One healthcare technology enterprise is rolling out a system that drastically cuts reporting time.
Vecna Cares’ Clinipak is a server and wireless local network, powered by direct AC, solar panel or car battery. Connected by WiFi to handheld tablets, the system captures patient data and generates the mandatory reports in just minutes.
“I’ve been in the m-health field in Kenya for over a year not, and until now, had not really identified a system that allows accurate, secure capture of information, efficient and effective way of reporting,” says Jackline Cheruiyot, Vecna’s Kenya project manager, adding that uptake has been very fast particularly when healthcare workers hear that they don’t have to spend days compiling data.

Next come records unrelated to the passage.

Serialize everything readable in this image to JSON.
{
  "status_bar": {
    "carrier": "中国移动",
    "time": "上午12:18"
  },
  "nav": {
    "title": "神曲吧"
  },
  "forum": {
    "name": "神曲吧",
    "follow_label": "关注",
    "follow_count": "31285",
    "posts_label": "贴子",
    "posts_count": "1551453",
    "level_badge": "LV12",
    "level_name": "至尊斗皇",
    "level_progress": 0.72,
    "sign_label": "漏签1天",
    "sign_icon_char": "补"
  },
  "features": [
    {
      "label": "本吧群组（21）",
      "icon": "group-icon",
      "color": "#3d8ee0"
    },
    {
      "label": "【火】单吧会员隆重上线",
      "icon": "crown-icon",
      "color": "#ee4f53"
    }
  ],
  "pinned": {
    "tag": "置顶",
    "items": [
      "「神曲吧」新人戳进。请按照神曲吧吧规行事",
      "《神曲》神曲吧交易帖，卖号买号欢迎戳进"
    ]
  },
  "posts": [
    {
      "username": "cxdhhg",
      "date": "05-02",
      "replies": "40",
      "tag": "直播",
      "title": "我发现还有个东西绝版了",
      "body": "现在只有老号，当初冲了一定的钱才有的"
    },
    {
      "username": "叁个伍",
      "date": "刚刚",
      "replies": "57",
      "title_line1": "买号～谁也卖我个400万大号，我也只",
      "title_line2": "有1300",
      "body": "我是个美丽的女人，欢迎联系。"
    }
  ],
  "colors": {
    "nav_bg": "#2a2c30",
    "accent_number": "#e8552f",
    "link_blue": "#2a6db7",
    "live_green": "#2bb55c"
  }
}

Unreliable power and skills shortages have been blamed for the failure of many e-health projects. But it could be more: If a country’s healthcare system does not require this reporting – or even doesn’t require keeping records within the hospital – then digital solutions might see much less uptake.
Vecna’s technology is currently deployed in Kenya, Zanzibar and Nigeria, with a slightly modified system being tested in Sierra Leone.
Ebola drives tech
The Monrovia version features a robot with a two-way communication system — basically an iPad on wheels – with a display screen and camera that allows a doctor to assess suspected Ebola patients as they come into the hospital without coming into physical contact with them, potentially cutting down transmission of the disease between patients and staff.
Healthcare staff are among the highest risk of contracting the disease spread by contact with body fluids. As of December 21, 2014 a total of 666 healthcare workers were known to have contracted the virus, and 366 of them had died, according to WHO.
It takes 20 minutes for a health worker to get into the Ebola protective suits and another 20 to get out of them, but the robot cuts down assessment time and greatly reduces the risk of infection, and crucially, helps capture and report patient data.
It will also help with actually figuring out what works in treating Ebola, which is mostly just hydration and maintaining blood pressure and oxygen levels.
At the moment, most doctors are relying on their own experiences and what’s reported to be successful in the past to determine how to treat a person, says this article by Time.
But there’s no single database doctors can go to get the most up-to-date data on what’s working in the current outbreak.
The new system could make it easier for doctors to get directions on how much medication they should provide, for instance, or what to do when someone has a seizure.